Well, it could hardly have been any tougher. Scotland
will face Holland in the play-offs for a place in the
2004 European Championships. Along with Turkey the
Dutch have the best qualifying record of the ten countries in the
play-offs. They drew at home with group winners the Czech Republic
and were beaten in Prague. Those games aside they won every
other match in their group both home and away. In what was supposedly
their toughest test outside the Czechs they thrashed Austria
3-0 in Vienna.
And we know all about the quality of their players. The goalscoring
capabilities of Patrick Kluivert and Ruud Van Nistelrooy
won't need to be explained to Scots fans. Nor will former Old Firm
favourites Pierre Van Hooijdonk and Giovanni Van Bronckhorst
be strangers either. The mercurial Marc Overmars is still
capable of winning a game on his own and in defence Edwin Van
Der Sar, Michael Reiziger and Jaap Stam are all thoroughbreds.
The midfield oozes class in the shape of Clarence Seedorf, Edgar
Davids and Philip Cocu. And if for some reason their
strikers are misfiring they can always call on Jimmy Floyd Hasselbaink
and Roy Makaay as reinforcements.
That is an indication of the task facing Scotland. Men like
Hasselbaink and Makaay - last transfers coming to over £28
million - aren't guaranteed a place in the starting line-up.
So should we just give up? Settle for the delights of watching some
of the world's best players on show at Hampden and an enjoyable
few days in Amsterdam for the Tartan Army?
Not at all. While accepting that the Dutch will be heavy favourites
to win the tie they are not supermen. They do have weaknesses as
their failure to defeat the Czechs shows. And squad unity has never
been a strong point. Their tendency to split into cliques based
on club, country and ethnicity has been their undoing in the past.
Nor is their coach - Dick Advocaat - exactly renowned for
his man management.
It is possible that the Dutch may treat us lightly. We know Advocaat
is scarcely the biggest fan of Scottish football. But there is one
way he could repay the generous hospitality extended to him during
his time in charge of Rangers. If he ever felt that he owed Scotland
anything at all now would be a good time for him to do us a favour.
AND PICK BERT KONTERMAN IN HIS STARTING ELEVEN
Of course the fact that we are in the play-offs in the first place
is good news. For a long time in the match against Lithuania
it looked like we would miss out. Darren Fletcher's peach
of a goal less than five minutes after coming on as a substitute
ensured runners-up spot in the group. And before Hampden's biggest
crowd since 1990 as well. Proof, if it were needed, that the revival
of Scottish international football is under way irrespective of
the result against the Dutch.
We appear to have bottomed out. If we fail to make it all the way
to Portugal then we will have done no worse than in 2000 and better
than in the World Cup qualifying campaign of 2002. Yes, it was a
weak group. Yes, we would have secured second place with ease had
we taken all three points in the Faeroes. But can anyone be in any
doubt anymore that we are beginning to claw our way back to respectability?

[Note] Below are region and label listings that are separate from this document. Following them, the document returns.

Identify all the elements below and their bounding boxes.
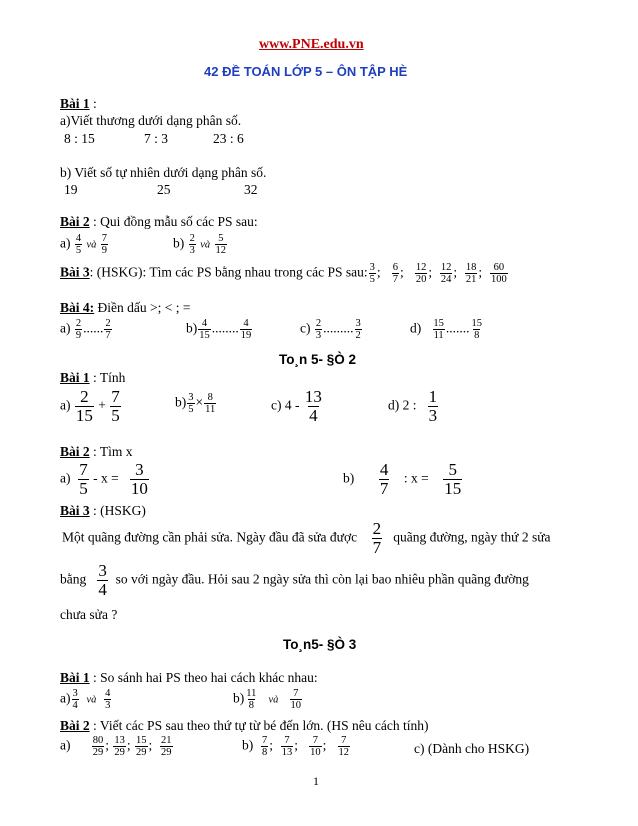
- de3-exercise-2-heading: [60, 718, 428, 734]
- fraction: $\frac{3}{4}$: [98, 561, 107, 599]
- item-label: b): [186, 320, 198, 336]
- de2-exercise-2-heading: [60, 444, 133, 460]
- compare-item-d: [410, 318, 484, 341]
- item-label: b): [175, 394, 187, 410]
- item-label: b): [173, 235, 185, 251]
- item-label: a): [60, 235, 71, 251]
- item-label: b): [343, 470, 355, 486]
- exercise-1a-text: a)Viết thương dưới dạng phân số.: [60, 113, 242, 128]
- exercise-text: : (HSKG): Tìm các PS bằng nhau trong các PS sau:: [89, 264, 368, 280]
- fraction: $\frac{12}{20}$: [415, 262, 427, 286]
- exercise-label: Bài 3: [60, 264, 90, 280]
- exercise-text: : Viết các PS sau theo thứ tự từ bé đến lớn. (HS nêu cách tính): [89, 718, 429, 733]
- fraction: $\frac{21}{29}$: [161, 735, 172, 759]
- number-item: 19: [64, 182, 78, 197]
- fraction: $\frac{2}{3}$: [315, 318, 322, 342]
- fraction: $\frac{4}{7}$: [379, 460, 389, 498]
- fraction: $\frac{11}{8}$: [246, 688, 257, 712]
- word-problem-line-1: [62, 520, 551, 557]
- fraction: $\frac{2}{9}$: [75, 318, 82, 342]
- and-word: và: [86, 694, 97, 706]
- de2-exercise-3-heading: [60, 503, 146, 519]
- equation-middle: : x =: [403, 470, 429, 486]
- fraction: $\frac{15}{11}$: [433, 318, 444, 342]
- word-problem-line-3: chưa sửa ?: [60, 607, 118, 622]
- compare-pair-b: [233, 688, 303, 711]
- fraction: $\frac{2}{3}$: [189, 233, 195, 257]
- order-list-c: c) (Dành cho HSKG): [414, 741, 530, 756]
- find-x-a: [60, 461, 150, 498]
- page-number: 1: [313, 774, 319, 788]
- exercise-text: : Tính: [89, 370, 126, 385]
- exercise-label: Bài 3: [60, 503, 90, 518]
- item-label: a): [60, 690, 71, 706]
- fraction: $\frac{2}{7}$: [105, 318, 111, 342]
- fraction: $\frac{80}{29}$: [92, 735, 104, 759]
- exercise-text: : (HSKG): [89, 503, 146, 518]
- exercise-3: Bài 3: (HSKG): Tìm các PS bằng nhau trong các PS sau: $\frac{3}{5}$ ; $\frac{6}{7}$ ; $\frac{12}{20}$ ; $\frac{12}{24}$ ; $\frac{18}{21}$ ; $\frac{60}{100}$: [60, 262, 507, 286]
- fraction: $\frac{15}{29}$: [136, 735, 147, 759]
- exercise-1-heading: [60, 96, 97, 112]
- fraction: $\frac{5}{15}$: [444, 460, 462, 498]
- number-item: 25: [157, 182, 171, 197]
- fraction: $\frac{7}{10}$: [290, 688, 302, 712]
- fraction: $\frac{7}{13}$: [281, 735, 293, 759]
- exercise-1b-text: b) Viết số tự nhiên dưới dạng phân số.: [60, 165, 267, 180]
- fraction: $\frac{7}{12}$: [338, 735, 350, 759]
- order-list-a: a) $\frac{80}{29}$ ; $\frac{13}{29}$ ; $\frac{15}{29}$ ; $\frac{21}{29}$: [60, 735, 172, 759]
- find-x-b: [343, 461, 463, 498]
- calc-item-b: [175, 392, 217, 415]
- calc-item-d: [388, 388, 439, 425]
- fraction: $\frac{8}{11}$: [205, 392, 216, 416]
- item-label: a): [60, 470, 71, 486]
- fraction: $\frac{13}{29}$: [114, 735, 125, 759]
- word-problem-line-2: [60, 562, 529, 599]
- division-item: 23 : 6: [213, 131, 244, 146]
- exercise-label: Bài 2: [60, 444, 90, 459]
- fraction: $\frac{4}{19}$: [240, 318, 252, 342]
- fraction: $\frac{4}{5}$: [75, 233, 82, 257]
- and-word: và: [200, 239, 211, 251]
- item-label: a): [60, 737, 71, 753]
- fraction: $\frac{18}{21}$: [465, 262, 477, 286]
- exercise-label: Bài 1: [60, 670, 90, 685]
- exercise-4-heading: [60, 300, 190, 316]
- compare-item-b: [186, 318, 253, 341]
- division-item: 8 : 15: [64, 131, 95, 146]
- item-label: b): [233, 690, 245, 706]
- fraction: $\frac{3}{5}$: [188, 392, 194, 416]
- document-title: 42 ĐỀ TOÁN LỚP 5 – ÔN TẬP HÈ: [204, 64, 408, 79]
- problem-text: Một quãng đường cần phải sửa. Ngày đầu đã sửa được: [62, 529, 358, 545]
- operator: ×: [195, 394, 204, 410]
- compare-item-c: [300, 318, 363, 341]
- problem-text: bằng: [60, 571, 87, 587]
- fraction: $\frac{6}{7}$: [392, 262, 398, 286]
- fraction: $\frac{7}{5}$: [111, 387, 120, 425]
- operator: +: [98, 397, 106, 413]
- exercise-text: : Tìm x: [89, 444, 133, 459]
- fraction: $\frac{2}{15}$: [75, 387, 93, 425]
- fraction: $\frac{7}{8}$: [262, 735, 268, 759]
- de2-exercise-1-heading: [60, 370, 125, 386]
- exercise-text: : So sánh hai PS theo hai cách khác nhau:: [89, 670, 318, 685]
- exercise-2-heading: [60, 214, 258, 230]
- exercise-label: Bài 1: [60, 370, 90, 385]
- item-label: d) 2 :: [388, 397, 417, 413]
- exercise-2b: [173, 233, 228, 256]
- problem-text: so với ngày đầu. Hỏi sau 2 ngày sửa thì còn lại bao nhiêu phần quãng đường: [115, 571, 529, 587]
- fraction: $\frac{3}{4}$: [72, 688, 78, 712]
- equation-middle: - x =: [93, 470, 119, 486]
- compare-item-a: [60, 318, 113, 341]
- exercise-2a: [60, 233, 109, 256]
- item-label: c) 4 -: [271, 397, 300, 413]
- item-label: b): [242, 737, 254, 753]
- blank-dots[interactable]: .......: [445, 320, 470, 336]
- fraction: $\frac{13}{4}$: [304, 387, 322, 425]
- item-label: c): [300, 320, 311, 336]
- blank-dots[interactable]: .........: [323, 320, 354, 336]
- fraction: $\frac{4}{15}$: [199, 318, 210, 342]
- site-url[interactable]: www.PNE.edu.vn: [259, 37, 364, 52]
- section-heading-de-2: To¸n 5- §Ò 2: [279, 352, 357, 367]
- fraction: $\frac{7}{5}$: [79, 460, 88, 498]
- calc-item-a: [60, 388, 122, 425]
- exercise-colon: :: [89, 96, 97, 111]
- and-word: và: [268, 694, 279, 706]
- item-label: a): [60, 397, 71, 413]
- fraction: $\frac{1}{3}$: [428, 387, 438, 425]
- section-heading-de-3: To¸n5- §Ò 3: [283, 637, 357, 652]
- and-word: và: [86, 239, 97, 251]
- fraction: $\frac{15}{8}$: [471, 318, 482, 342]
- blank-dots[interactable]: ........: [211, 320, 239, 336]
- exercise-text: : Qui đồng mẫu số các PS sau:: [89, 214, 258, 229]
- exercise-label: Bài 2: [60, 718, 90, 733]
- fraction: $\frac{3}{10}$: [130, 460, 148, 498]
- fraction: $\frac{7}{10}$: [310, 735, 321, 759]
- fraction: $\frac{12}{24}$: [440, 262, 452, 286]
- fraction: $\frac{3}{2}$: [355, 318, 361, 342]
- fraction: $\frac{3}{5}$: [369, 262, 375, 286]
- order-list-b: b) $\frac{7}{8}$ ; $\frac{7}{13}$ ; $\frac{7}{10}$ ; $\frac{7}{12}$: [242, 735, 350, 759]
- fraction: $\frac{2}{7}$: [372, 519, 382, 557]
- division-item: 7 : 3: [144, 131, 169, 146]
- exercise-label: Bài 1: [60, 96, 90, 111]
- fraction: $\frac{4}{3}$: [105, 688, 111, 712]
- de3-exercise-1-heading: [60, 670, 318, 686]
- exercise-label: Bài 2: [60, 214, 90, 229]
- item-label: a): [60, 320, 71, 336]
- calc-item-c: [271, 388, 324, 425]
- blank-dots[interactable]: ......: [83, 320, 104, 336]
- compare-pair-a: [60, 688, 112, 711]
- exercise-text: Điền dấu >; < ; =: [94, 300, 191, 315]
- problem-text: quãng đường, ngày thứ 2 sửa: [393, 529, 551, 545]
- fraction: $\frac{5}{12}$: [215, 233, 227, 257]
- fraction: $\frac{7}{9}$: [101, 233, 108, 257]
- exercise-label: Bài 4:: [60, 300, 95, 315]
- fraction: $\frac{60}{100}$: [490, 262, 507, 286]
- number-item: 32: [244, 182, 258, 197]
- item-label: d): [410, 320, 422, 336]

That Vogts demonstrates a flair in selection hitherto unseen?
Would Craig Brown or Andy Roxburgh have played three up front in
Germany? Would either of these coaches thrown on Fletcher as a sub
or given James McFadden a place in the starting eleven? Doubtful
to say the least.
Berti Vogts is undertaking a root and branch clearout of old ideas
and attitudes. It will take time for his plans to come to fruition.
At least two decades of ossification can't be changed inside a couple
of years. That is why it was wrong for elements of the press to
demand Vogts' head after a series of poor results in friendlies.

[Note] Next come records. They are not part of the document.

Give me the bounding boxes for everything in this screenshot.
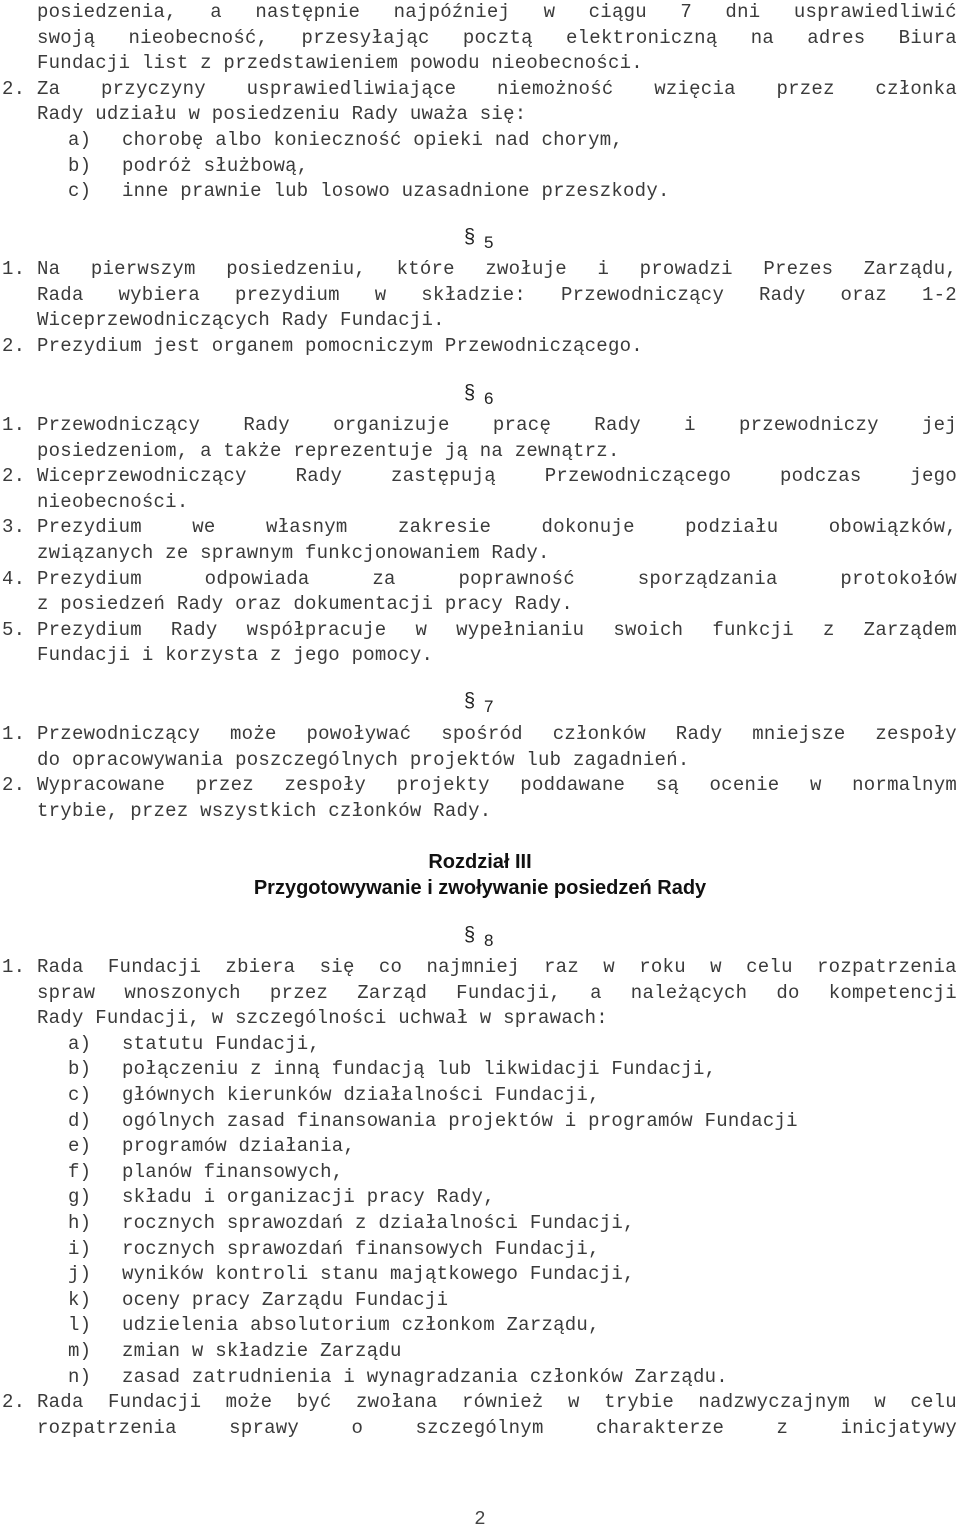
list-item-letter: j): [68, 1263, 92, 1286]
list-item-letter: f): [68, 1160, 92, 1183]
text-line: Rady udziału w posiedzeniu Rady uważa się:: [37, 103, 527, 126]
list-item-text: ogólnych zasad finansowania projektów i programów Fundacji: [122, 1109, 798, 1132]
list-item-letter: b): [68, 1058, 92, 1081]
section-number: 8: [484, 931, 494, 950]
text-line: nieobecności.: [37, 490, 189, 513]
section-symbol: §: [464, 924, 476, 946]
paragraph-number: 1.: [2, 258, 26, 280]
text-line: Wypracowane przez zespoły projekty poddawane są ocenie w normalnym: [37, 774, 957, 797]
list-item-text: udzielenia absolutorium członkom Zarządu,: [122, 1314, 600, 1337]
list-item-letter: c): [68, 1084, 92, 1106]
list-item-text: chorobę albo konieczność opieki nad chorym,: [122, 129, 624, 151]
text-line: Fundacji i korzysta z jego pomocy.: [37, 644, 434, 667]
text-line: z posiedzeń Rady oraz dokumentacji pracy Rady.: [37, 593, 573, 616]
chapter-title: Rozdział III: [428, 851, 532, 873]
text-line: Za przyczyny usprawiedliwiające niemożność wzięcia przez członka: [37, 77, 957, 100]
list-item-letter: a): [68, 129, 92, 151]
text-line: posiedzenia, a następnie najpóźniej w ciągu 7 dni usprawiedliwić: [37, 1, 957, 23]
paragraph-number: 1.: [2, 723, 26, 745]
chapter-subtitle: Przygotowywanie i zwoływanie posiedzeń Rady: [253, 877, 707, 899]
text-line: Prezydium Rady współpracuje w wypełnianiu swoich funkcji z Zarządem: [37, 618, 957, 641]
paragraph-number: 5.: [2, 618, 26, 641]
list-item-text: planów finansowych,: [122, 1160, 344, 1183]
section-heading: [464, 690, 504, 716]
list-item-text: głównych kierunków działalności Fundacji,: [122, 1084, 600, 1106]
list-item-text: oceny pracy Zarządu Fundacji: [122, 1288, 449, 1311]
section-symbol: §: [464, 382, 476, 404]
text-line: Rada Fundacji może być zwołana również w trybie nadzwyczajnym w celu: [37, 1391, 957, 1414]
list-item-letter: h): [68, 1212, 92, 1234]
list-item-letter: g): [68, 1186, 92, 1209]
text-line: do opracowywania poszczególnych projektów lub zagadnień.: [37, 748, 690, 771]
text-line: posiedzeniom, a także reprezentuje ją na zewnątrz.: [37, 439, 620, 462]
text-line: Prezydium odpowiada za poprawność sporządzania protokołów: [37, 567, 957, 590]
list-item-text: zasad zatrudnienia i wynagradzania członków Zarządu.: [122, 1365, 728, 1388]
list-item-letter: m): [68, 1340, 92, 1362]
section-number: 7: [484, 697, 494, 716]
list-item-text: programów działania,: [122, 1135, 356, 1158]
text-line: spraw wnoszonych przez Zarząd Fundacji, a należących do kompetencji: [37, 981, 957, 1004]
section-symbol: §: [464, 226, 476, 248]
paragraph-number: 3.: [2, 516, 26, 539]
page-number: 2: [474, 1508, 486, 1530]
paragraph-number: 1.: [2, 956, 26, 978]
paragraph-number: 4.: [2, 567, 26, 590]
list-item-text: połączeniu z inną fundacją lub likwidacji Fundacji,: [122, 1058, 717, 1081]
section-symbol: §: [464, 690, 476, 712]
list-item-text: rocznych sprawozdań finansowych Fundacji,: [122, 1237, 600, 1260]
section-number: 6: [484, 389, 494, 408]
text-line: Rady Fundacji, w szczególności uchwał w sprawach:: [37, 1007, 608, 1030]
text-line: Wiceprzewodniczących Rady Fundacji.: [37, 309, 445, 332]
text-line: Wiceprzewodniczący Rady zastępują Przewodniczącego podczas jego: [37, 465, 957, 488]
list-item-text: rocznych sprawozdań z działalności Fundacji,: [122, 1212, 635, 1234]
text-line: rozpatrzenia sprawy o szczególnym charakterze z inicjatywy: [37, 1416, 957, 1439]
list-item-letter: n): [68, 1365, 92, 1388]
list-item-letter: k): [68, 1288, 92, 1311]
list-item-letter: i): [68, 1237, 92, 1260]
paragraph-number: 2.: [2, 774, 26, 797]
text-line: związanych ze sprawnym funkcjonowaniem Rady.: [37, 542, 550, 564]
text-line: Rada Fundacji zbiera się co najmniej raz w roku w celu rozpatrzenia: [37, 956, 957, 978]
section-heading: [464, 226, 504, 252]
list-item-text: podróż służbową,: [122, 154, 309, 177]
text-line: Rada wybiera prezydium w składzie: Przewodniczący Rady oraz 1-2: [37, 283, 957, 306]
paragraph-number: 2.: [2, 77, 26, 100]
list-item-text: wyników kontroli stanu majątkowego Fundacji,: [122, 1263, 635, 1286]
list-item-letter: e): [68, 1135, 92, 1158]
text-line: Fundacji list z przedstawieniem powodu nieobecności.: [37, 52, 643, 75]
text-line: trybie, przez wszystkich członków Rady.: [37, 799, 492, 822]
paragraph-number: 2.: [2, 1391, 26, 1414]
section-heading: [464, 382, 504, 408]
text-line: swoją nieobecność, przesyłając pocztą elektroniczną na adres Biura: [37, 26, 957, 49]
text-line: Przewodniczący może powoływać spośród członków Rady mniejsze zespoły: [37, 723, 957, 745]
list-item-text: składu i organizacji pracy Rady,: [122, 1186, 495, 1209]
section-number: 5: [484, 233, 494, 252]
section-heading: [464, 924, 504, 950]
text-line: Przewodniczący Rady organizuje pracę Rady i przewodniczy jej: [37, 414, 957, 436]
text-line: Na pierwszym posiedzeniu, które zwołuje i prowadzi Prezes Zarządu,: [37, 258, 957, 280]
text-line: Prezydium jest organem pomocniczym Przewodniczącego.: [37, 334, 643, 357]
paragraph-number: 2.: [2, 465, 26, 488]
paragraph-number: 1.: [2, 414, 26, 436]
list-item-letter: a): [68, 1032, 92, 1055]
paragraph-number: 2.: [2, 334, 26, 357]
list-item-text: statutu Fundacji,: [122, 1032, 321, 1055]
list-item-letter: b): [68, 154, 92, 177]
list-item-letter: c): [68, 180, 92, 203]
list-item-text: inne prawnie lub losowo uzasadnione przeszkody.: [122, 180, 670, 203]
text-line: Prezydium we własnym zakresie dokonuje podziału obowiązków,: [37, 516, 957, 539]
list-item-text: zmian w składzie Zarządu: [122, 1340, 402, 1362]
list-item-letter: l): [68, 1314, 92, 1337]
list-item-letter: d): [68, 1109, 92, 1132]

The purpose of friendlies is to look at players, assess newcomers,
try out tactics. The only results that matter are in competition.
Something that the previous regime - with its emphasis on good results
in games the opposition didn't give a damn about - failed to recognise.
One of Berti's best decisions was to put Rainer Bonhof in
charge of the under-21s. They won their section, though they
did so in 'traditional' heart-stopping Scottish style. Two
down at home to Lithuania with eleven minutes to play they somehow
contrived a 3-2 victory. And again it was a double substitution
that did the trick. Tam McManus supplied the ammunition and
Stephen Hughes fired home the goals that meant the young
Scots finished ahead of Germany.
They too face a play-off - against Croatia - if they are
to reach the eight-team Finals. But the incentive to do so is great
as the SFA have decided to bid for the tournament. That would be
a massive shot in the arm for the game in Scotland if the cream
of European youth performed in front of Scottish crowds prior to
the main tournament in Portugal.
Whatever the outcome for both seniors and under-21s there is a new
optimism in our game. For the first time in a long while we can
make this proclamation without fear of being laughed at:
THIS IS AN EXCITING TIME FOR SCOTTISH FOOTBALL.